— Нет, нет, умоляю, только не этот фильм! — надрывный женский крик эхом разнёсся по гулким коридорам дома престарелых.
— Боже мой, опять началось... — прошептала молодая медсестра, торопливо выбегая из ординаторской.
— Да что там происходит? — раздался встревоженный голос главврача.
— Александра Николаевна, она... Документальный фильм про актрису показывают. Я же просила не включать первый канал в это время!
В общей комнате отдыха худощавая седая женщина билась в рыданиях перед большим плазменным телевизором. На экране сменяли друг друга черно-белые кадры: юная красавица-блондинка с лучезарной улыбкой кружится в театральном костюме, она же, сияющая, получает награду на кинофестивале, счастливая пара на красной дорожке...
— Не могу... не могу больше это видеть... — старушка закрыла лицо морщинистыми руками, раскачиваясь в инвалидном кресле.

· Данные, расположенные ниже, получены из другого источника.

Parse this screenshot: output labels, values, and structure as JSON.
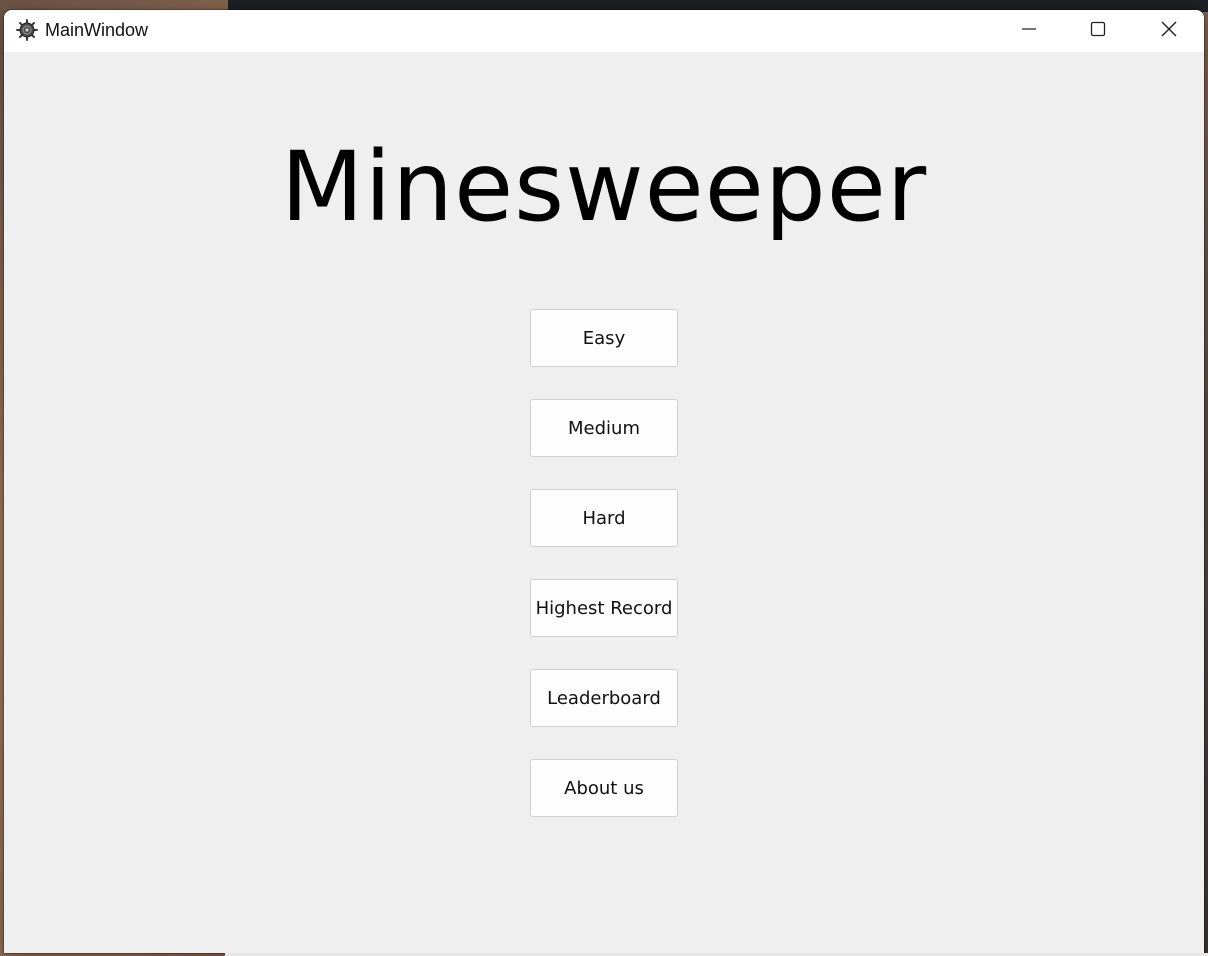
{
  "window": {
    "title": "MainWindow",
    "app_icon": "mine-icon",
    "controls": {
      "minimize_icon": "minimize-icon",
      "maximize_icon": "maximize-icon",
      "close_icon": "close-icon"
    }
  },
  "main": {
    "heading": "Minesweeper",
    "buttons": [
      {
        "label": "Easy"
      },
      {
        "label": "Medium"
      },
      {
        "label": "Hard"
      },
      {
        "label": "Highest Record"
      },
      {
        "label": "Leaderboard"
      },
      {
        "label": "About us"
      }
    ]
  }
}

Пожилой мужчина в застиранном синем халате, наблюдавший эту сцену из своего угла, покачал головой:
— Несчастная душа... Каждый год одно и то же, как показывают фильм про Ангелину Вознесенскую.
— Постойте, — молодой санитар замер на полпути к пациентке. — Так эта женщина...

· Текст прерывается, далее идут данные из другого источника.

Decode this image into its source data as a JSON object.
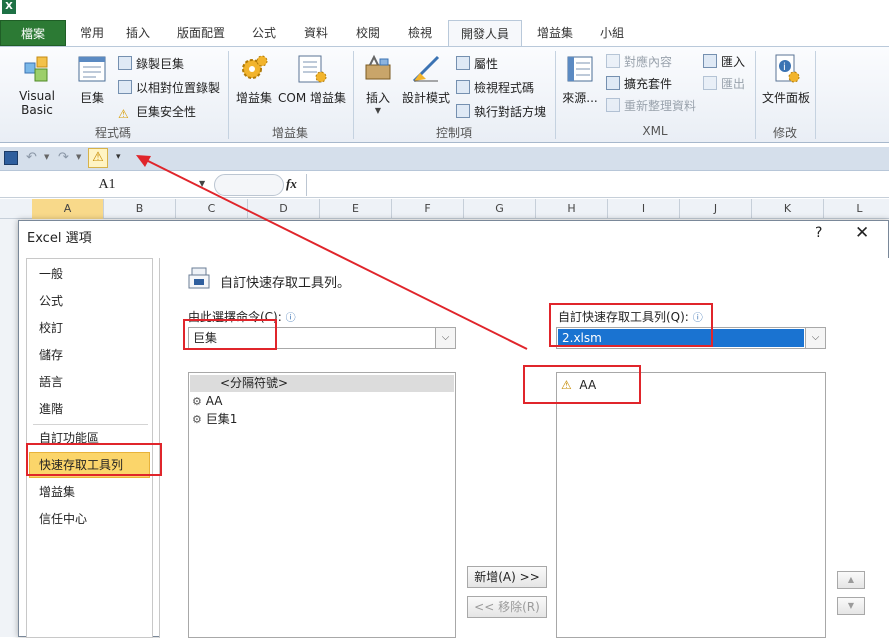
{
  "app": {
    "logo": "X"
  },
  "tabs": [
    {
      "label": "檔案"
    },
    {
      "label": "常用"
    },
    {
      "label": "插入"
    },
    {
      "label": "版面配置"
    },
    {
      "label": "公式"
    },
    {
      "label": "資料"
    },
    {
      "label": "校閱"
    },
    {
      "label": "檢視"
    },
    {
      "label": "開發人員"
    },
    {
      "label": "增益集"
    },
    {
      "label": "小組"
    }
  ],
  "ribbon": {
    "code": {
      "label": "程式碼",
      "visual_basic": "Visual Basic",
      "macros": "巨集",
      "record_macro": "錄製巨集",
      "relative_refs": "以相對位置錄製",
      "macro_security": "巨集安全性"
    },
    "addins": {
      "label": "增益集",
      "addins_btn": "增益集",
      "com_addins": "COM 增益集"
    },
    "controls": {
      "label": "控制項",
      "insert": "插入",
      "design_mode": "設計模式",
      "properties": "屬性",
      "view_code": "檢視程式碼",
      "run_dialog": "執行對話方塊"
    },
    "xml": {
      "label": "XML",
      "source": "來源...",
      "map_properties": "對應內容",
      "expansion_packs": "擴充套件",
      "refresh_data": "重新整理資料",
      "import": "匯入",
      "export": "匯出"
    },
    "modify": {
      "label": "修改",
      "document_panel": "文件面板"
    }
  },
  "formula_bar": {
    "name_box": "A1",
    "fx": "fx"
  },
  "columns": [
    "A",
    "B",
    "C",
    "D",
    "E",
    "F",
    "G",
    "H",
    "I",
    "J",
    "K",
    "L"
  ],
  "dialog": {
    "title": "Excel 選項",
    "help": "?",
    "close": "✕",
    "nav": [
      "一般",
      "公式",
      "校訂",
      "儲存",
      "語言",
      "進階",
      "自訂功能區",
      "快速存取工具列",
      "增益集",
      "信任中心"
    ],
    "heading": "自訂快速存取工具列。",
    "choose_label": "由此選擇命令(C):",
    "choose_value": "巨集",
    "customize_label": "自訂快速存取工具列(Q):",
    "customize_value": "2.xlsm",
    "left_list": [
      "<分隔符號>",
      "AA",
      "巨集1"
    ],
    "right_list": [
      "AA"
    ],
    "add_button": "新增(A) >>",
    "remove_button": "<< 移除(R)",
    "up_glyph": "▲",
    "down_glyph": "▼"
  }
}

— Да-да, — кивнул старик. — Та самая сестра великой актрисы. Страшная история... Я как раз тогда в автопарке института работал, своими глазами видел...
Москва, 1970 год
В тот день в театральном институте царило необычное оживление. По коридорам разносился возбуждённый гул голосов, то и дело слышался девичий смех. На доске объявлений красовался свежий приказ о начале съёмок нового художественного фильма, и все только об этом и говорили.

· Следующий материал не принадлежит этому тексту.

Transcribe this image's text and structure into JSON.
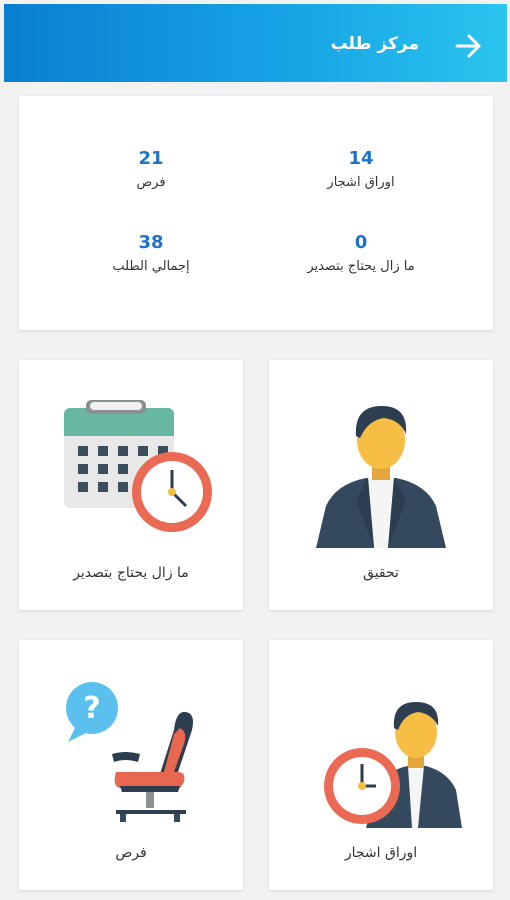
{
  "header": {
    "title": "مركز طلب",
    "back_icon": "arrow-right-icon",
    "colors": {
      "start": "#0a7fd2",
      "end": "#2bc4ee"
    }
  },
  "stats": [
    {
      "value": "14",
      "label": "اوراق اشجار"
    },
    {
      "value": "21",
      "label": "فرص"
    },
    {
      "value": "0",
      "label": "ما زال يحتاج بتصدير"
    },
    {
      "value": "38",
      "label": "إجمالي الطلب"
    }
  ],
  "tiles": [
    {
      "label": "تحقيق",
      "icon": "businessman-icon"
    },
    {
      "label": "ما زال يحتاج بتصدير",
      "icon": "calendar-clock-icon"
    },
    {
      "label": "اوراق اشجار",
      "icon": "businessman-clock-icon"
    },
    {
      "label": "فرص",
      "icon": "empty-chair-question-icon"
    }
  ],
  "accent_color": "#1e73c8"
}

— Геля, ну признайся, тебе уже предложили главную роль? — стайка студенток окружила высокую блондинку с удивительно живыми серо-голубыми глазами.
Ангелина Вознесенская смущённо улыбнулась, поправляя непослушную прядь волос:
— Девочки, ну что вы... Пробы только через неделю.
— Да ладно! Все знают, что Артём Петрович глаз с тебя не сводит на репетициях.
— И вообще, кому, как не тебе? Ты же у нас звезда курса!
В дальнем углу коридора, незамеченная однокурсницами, стояла другая девушка. Внешне она казалась полной противоположностью сияющей Ангелине — тусклые русые волосы, бледное лицо, потухший взгляд. Александра Вознесенская, младшая сестра восходящей звезды, до боли сжимала в руках потрёпанный сценарий.
— Сашенька! — вдруг раздался голос Ангелины. — Вот ты где! А я тебя ищу с самого утра.
Девушки расступились, пропуская Ангелину к сестре. Кто-то негромко хмыкнул:
— Надо же, и правда сёстры... Никогда бы не подумала.
— Ага, одной все досталось, другой ничего не осталось...
Александра дёрнулась, как от удара, но Ангелина уже взяла её под руку, увлекая прочь от шепчущейся группки.
— Не слушай их, — тихо сказала она. — Они просто завидуют.
— Чему? — горько усмехнулась Александра. — Моей гениальной сестре?
— Нет, — Ангелина остановилась, заглянула сестре в глаза. — Тому, что у них нет такой сестры, как ты.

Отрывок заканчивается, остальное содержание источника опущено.